Sous ce «terroir», il y a le sol, et dessus, le climat, l’exposition et le vigneron. Et les vignes, bien sûr. Plus vieilles sont-elles, meilleur est le vin. C’est un vieil adage que même les vignerons de chez nous mettent en avant. Les scientifiques de la station de Changins (qui se nomme Agroscope, c’est tout nouveau!) viennent d’étudier sérieusement la question. Ils ont livré leurs conclusions, il y a quelques jours, à Lausanne, à un public plutôt médusé. Jugez-en.

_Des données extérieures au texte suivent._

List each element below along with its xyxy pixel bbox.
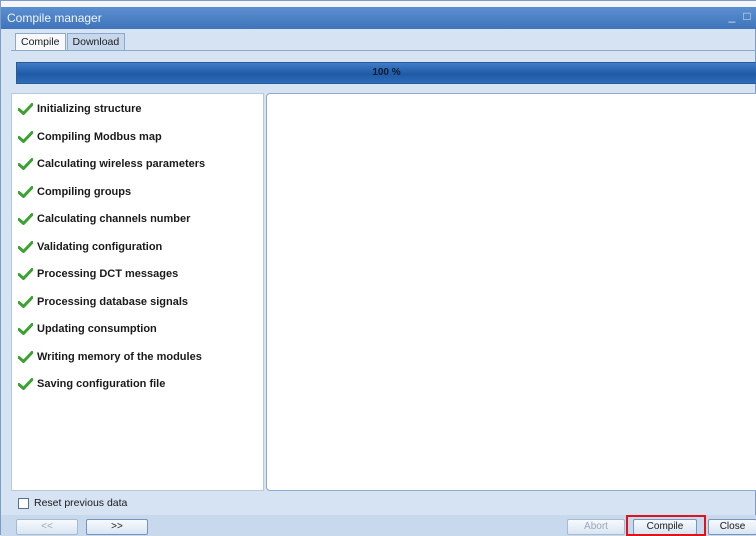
step-label: Initializing structure bbox=[37, 103, 142, 115]
checkmark-icon bbox=[18, 323, 33, 335]
step-item: Saving configuration file bbox=[18, 375, 165, 393]
checkmark-icon bbox=[18, 185, 33, 198]
step-label: Processing DCT messages bbox=[37, 268, 179, 280]
reset-previous-data-label: Reset previous data bbox=[34, 497, 128, 509]
step-item: Compiling groups bbox=[18, 183, 131, 201]
prev-button[interactable]: << bbox=[16, 519, 78, 535]
step-item: Processing database signals bbox=[18, 293, 188, 311]
step-item: Validating configuration bbox=[18, 238, 162, 256]
step-item: Calculating channels number bbox=[18, 210, 190, 228]
step-label: Saving configuration file bbox=[37, 378, 166, 390]
close-button[interactable]: Close bbox=[708, 519, 756, 535]
checkmark-icon bbox=[18, 350, 33, 363]
step-label: Calculating channels number bbox=[37, 213, 191, 225]
step-label: Compiling Modbus map bbox=[37, 130, 162, 143]
step-label: Validating configuration bbox=[37, 240, 163, 253]
window-title: Compile manager bbox=[7, 11, 102, 25]
checkmark-icon bbox=[18, 103, 33, 115]
compile-highlight-box bbox=[626, 515, 706, 536]
step-label: Writing memory of the modules bbox=[37, 350, 202, 363]
tab-divider bbox=[11, 50, 756, 51]
steps-panel: Initializing structure Compiling Modbus m… bbox=[11, 93, 264, 491]
checkmark-icon bbox=[18, 240, 33, 253]
step-item: Writing memory of the modules bbox=[18, 348, 202, 366]
abort-button[interactable]: Abort bbox=[567, 519, 625, 535]
maximize-icon[interactable]: □ bbox=[740, 9, 754, 25]
checkmark-icon bbox=[18, 213, 33, 225]
step-label: Updating consumption bbox=[37, 323, 157, 335]
tab-strip: Compile Download bbox=[15, 33, 126, 51]
step-item: Processing DCT messages bbox=[18, 265, 178, 283]
step-item: Compiling Modbus map bbox=[18, 128, 162, 146]
checkmark-icon bbox=[18, 158, 33, 170]
next-button[interactable]: >> bbox=[86, 519, 148, 535]
tab-compile[interactable]: Compile bbox=[15, 33, 66, 51]
checkmark-icon bbox=[18, 130, 33, 143]
options-bar: Reset previous data bbox=[11, 492, 756, 514]
checkmark-icon bbox=[18, 295, 33, 308]
progress-bar: 100 % bbox=[16, 62, 756, 84]
compile-manager-window: Compile manager _ □ Compile Download 100… bbox=[0, 0, 756, 536]
checkmark-icon bbox=[18, 268, 33, 280]
minimize-icon[interactable]: _ bbox=[725, 9, 739, 25]
title-bar: Compile manager _ □ bbox=[1, 7, 756, 29]
step-item: Updating consumption bbox=[18, 320, 157, 338]
progress-label: 100 % bbox=[372, 67, 401, 78]
reset-previous-data-checkbox[interactable] bbox=[18, 497, 29, 509]
tab-download[interactable]: Download bbox=[66, 33, 126, 50]
step-label: Compiling groups bbox=[37, 185, 132, 198]
output-panel bbox=[266, 93, 756, 491]
step-item: Calculating wireless parameters bbox=[18, 155, 205, 173]
checkmark-icon bbox=[18, 378, 33, 390]
step-label: Processing database signals bbox=[37, 295, 189, 308]
step-label: Calculating wireless parameters bbox=[37, 158, 206, 170]
step-item: Initializing structure bbox=[18, 100, 142, 118]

A Leytron, dans un sol qui s’apparente plus aux terres légères du pied des Andes qu’à celles, mi-lourdes, de Lavaux, ces chercheurs avaient planté il y a trente ans de jeunes ceps de six cépages. En 1998 et 2000, ils en ont arraché quelques parchets, replantés avec les mêmes variétés. Sachant qu’il faut trois ans pour qu’un cep atteigne l’âge de produire du raisin de cuve, les vendanges ont eu lieu dès 2001. On a vinifié séparément, mais de la même manière, le moût des vieilles et des jeunes vignes. On a comparé les paramètres : les vieilles vignes ont bien un comportement végétatif différent. Pourtant, quand on déguste les vins issus de vieilles ou de jeunes vignes, il n’y a presque pas de différences. Mieux : pour le chasselas et pour l’arvine, le vin de jeunes vignes paraît meilleur. Il est jugé égal pour le gamay et la syrah. Et légèrement plus goûteux de vieux ceps d’humagne rouge et de pinot blanc. Commentaire de Dominique Maigre, responsable de cette recherche : «Voilà des conclusions rassurantes pour notre vignoble en renouvellement depuis ces dernières années». Car, en dix ans, les «spécialités» valaisannes sont passées de 500 à 1000 hectares (20% de la surface viticole). Soit 500 ha de jeunes vignes.
En y regardant de plus près, j’ai cru déceler un malicieux sourire sur le visage de Diego, au pied de son Aconcagua natal. Pas con, Diego!